Wednesday, April 27, 2011

KHP Trooper discredited

Kevin A. Luibrand and Timothy E. Austin (New York attorneys) won in U.S. v. Murphy and Webster, No. 8:10-CR-312 (N. Dist. N.Y. April 19, 2011) obtaining suppression of evidence and statements in a federal drug conspiracy trial that involved a stop by a Kansas Highway Patrol trooper on I-70 near Alma. I have driven by this ruse several times on the way to and from Salina. Officers place signs that say "Drug Checkpoint Ahead" and "Drug Dogs in Use Ahead" near an exit on I-70 that essentially leads to nowhere (just a ranch and some back roads). The assumption is that persons seeing the signs who have drugs will get off at the exit, so officers lie in wait.

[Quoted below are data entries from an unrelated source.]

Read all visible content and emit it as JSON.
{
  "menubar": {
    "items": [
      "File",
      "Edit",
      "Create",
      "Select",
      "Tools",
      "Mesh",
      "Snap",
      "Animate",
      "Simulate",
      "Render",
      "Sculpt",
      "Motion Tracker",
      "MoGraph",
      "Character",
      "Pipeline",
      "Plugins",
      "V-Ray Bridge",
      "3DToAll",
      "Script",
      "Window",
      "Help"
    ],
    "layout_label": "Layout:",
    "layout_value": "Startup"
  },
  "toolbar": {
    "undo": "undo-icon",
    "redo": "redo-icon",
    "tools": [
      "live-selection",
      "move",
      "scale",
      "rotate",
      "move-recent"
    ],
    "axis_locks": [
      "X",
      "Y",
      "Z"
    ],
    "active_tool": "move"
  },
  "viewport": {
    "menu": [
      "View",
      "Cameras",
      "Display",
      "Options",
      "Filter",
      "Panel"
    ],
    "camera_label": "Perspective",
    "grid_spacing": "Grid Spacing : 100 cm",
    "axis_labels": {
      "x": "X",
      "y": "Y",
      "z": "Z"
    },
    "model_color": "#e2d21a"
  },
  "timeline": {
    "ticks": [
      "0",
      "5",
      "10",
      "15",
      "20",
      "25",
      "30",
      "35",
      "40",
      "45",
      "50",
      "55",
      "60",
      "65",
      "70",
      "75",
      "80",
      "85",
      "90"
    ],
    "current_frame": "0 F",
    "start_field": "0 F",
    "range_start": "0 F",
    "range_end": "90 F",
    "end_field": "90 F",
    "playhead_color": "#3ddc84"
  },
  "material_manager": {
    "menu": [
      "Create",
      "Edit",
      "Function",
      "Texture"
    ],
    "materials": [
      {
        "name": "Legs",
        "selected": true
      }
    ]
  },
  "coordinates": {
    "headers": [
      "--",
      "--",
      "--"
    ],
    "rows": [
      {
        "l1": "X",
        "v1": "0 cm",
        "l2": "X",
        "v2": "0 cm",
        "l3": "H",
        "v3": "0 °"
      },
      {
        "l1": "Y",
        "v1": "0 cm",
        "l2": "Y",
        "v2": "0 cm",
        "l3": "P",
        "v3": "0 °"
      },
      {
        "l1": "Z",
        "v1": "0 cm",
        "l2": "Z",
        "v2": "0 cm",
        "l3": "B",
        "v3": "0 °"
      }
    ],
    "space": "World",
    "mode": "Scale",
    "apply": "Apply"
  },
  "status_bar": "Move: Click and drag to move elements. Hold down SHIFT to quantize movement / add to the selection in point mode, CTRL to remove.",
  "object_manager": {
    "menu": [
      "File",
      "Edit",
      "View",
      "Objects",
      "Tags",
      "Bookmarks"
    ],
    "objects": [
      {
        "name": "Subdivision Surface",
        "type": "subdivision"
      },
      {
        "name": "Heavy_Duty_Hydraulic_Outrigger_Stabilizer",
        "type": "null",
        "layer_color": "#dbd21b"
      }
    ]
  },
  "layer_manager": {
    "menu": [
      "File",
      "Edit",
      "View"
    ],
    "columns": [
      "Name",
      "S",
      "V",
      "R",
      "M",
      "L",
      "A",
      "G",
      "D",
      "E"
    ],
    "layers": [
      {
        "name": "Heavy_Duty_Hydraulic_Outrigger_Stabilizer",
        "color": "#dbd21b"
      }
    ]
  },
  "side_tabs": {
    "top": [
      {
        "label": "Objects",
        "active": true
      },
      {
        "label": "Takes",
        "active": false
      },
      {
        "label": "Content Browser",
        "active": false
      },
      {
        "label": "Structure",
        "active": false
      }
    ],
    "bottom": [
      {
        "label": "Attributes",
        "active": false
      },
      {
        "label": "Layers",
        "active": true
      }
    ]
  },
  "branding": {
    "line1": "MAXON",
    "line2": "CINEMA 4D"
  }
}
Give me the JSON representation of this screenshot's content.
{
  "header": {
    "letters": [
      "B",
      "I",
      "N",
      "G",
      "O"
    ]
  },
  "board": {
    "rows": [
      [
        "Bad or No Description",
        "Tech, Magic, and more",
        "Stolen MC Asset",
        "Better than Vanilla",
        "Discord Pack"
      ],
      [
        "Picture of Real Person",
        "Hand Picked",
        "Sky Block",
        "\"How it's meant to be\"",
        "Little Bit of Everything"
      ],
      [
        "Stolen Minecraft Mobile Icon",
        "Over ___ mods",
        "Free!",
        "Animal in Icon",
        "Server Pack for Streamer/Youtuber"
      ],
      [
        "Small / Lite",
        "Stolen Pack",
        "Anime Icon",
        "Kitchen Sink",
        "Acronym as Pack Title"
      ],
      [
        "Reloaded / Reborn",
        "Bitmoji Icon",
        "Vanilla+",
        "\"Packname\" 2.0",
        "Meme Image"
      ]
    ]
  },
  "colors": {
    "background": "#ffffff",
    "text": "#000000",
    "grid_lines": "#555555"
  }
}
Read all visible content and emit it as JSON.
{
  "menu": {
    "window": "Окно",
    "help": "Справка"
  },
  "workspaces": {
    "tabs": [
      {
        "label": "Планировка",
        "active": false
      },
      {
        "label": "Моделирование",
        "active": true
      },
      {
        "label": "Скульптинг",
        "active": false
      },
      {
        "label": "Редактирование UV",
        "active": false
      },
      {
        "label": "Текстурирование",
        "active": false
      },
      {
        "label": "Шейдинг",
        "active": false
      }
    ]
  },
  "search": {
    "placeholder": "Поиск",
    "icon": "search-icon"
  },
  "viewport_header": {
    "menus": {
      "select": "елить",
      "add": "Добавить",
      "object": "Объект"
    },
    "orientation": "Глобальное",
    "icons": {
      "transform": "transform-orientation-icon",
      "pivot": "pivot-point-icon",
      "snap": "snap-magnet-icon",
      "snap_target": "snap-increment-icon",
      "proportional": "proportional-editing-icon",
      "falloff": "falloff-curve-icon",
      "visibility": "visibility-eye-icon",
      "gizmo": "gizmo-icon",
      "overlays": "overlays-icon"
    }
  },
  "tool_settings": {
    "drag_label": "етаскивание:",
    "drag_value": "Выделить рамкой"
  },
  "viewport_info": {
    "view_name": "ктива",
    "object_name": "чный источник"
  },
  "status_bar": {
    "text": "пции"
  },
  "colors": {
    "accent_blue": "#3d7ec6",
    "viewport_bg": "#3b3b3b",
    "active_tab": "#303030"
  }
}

The trooper in this case testified that he saw the subject car fail to signal the lane change when the car exited. But the federal district judge, after reviewing the Government's evidence and evidence produced by the defendants in detail, held that such an observation was not possible:
Based on the findings of fact above, Trooper Stahl’s testimony that he observed Webster commit a traffic violation is not credited and the Government has offered no other objectively reasonable basis to justify the stop. As a result, the stop is unconstitutional.
The Government tried to show how other facts discovered after the stop justified detention, but the judge held that any such discovery was tainted by the initial illegal stop and not sufficiently attenuated to independently justify the detention. As a result, the judge suppressed the evidence.

I wonder how common it is for police officers to just make up facts (like failure to signal or bad tag light)? In any case, this case shows how little it takes to really invade a person's privacy in the name of the war on drugs.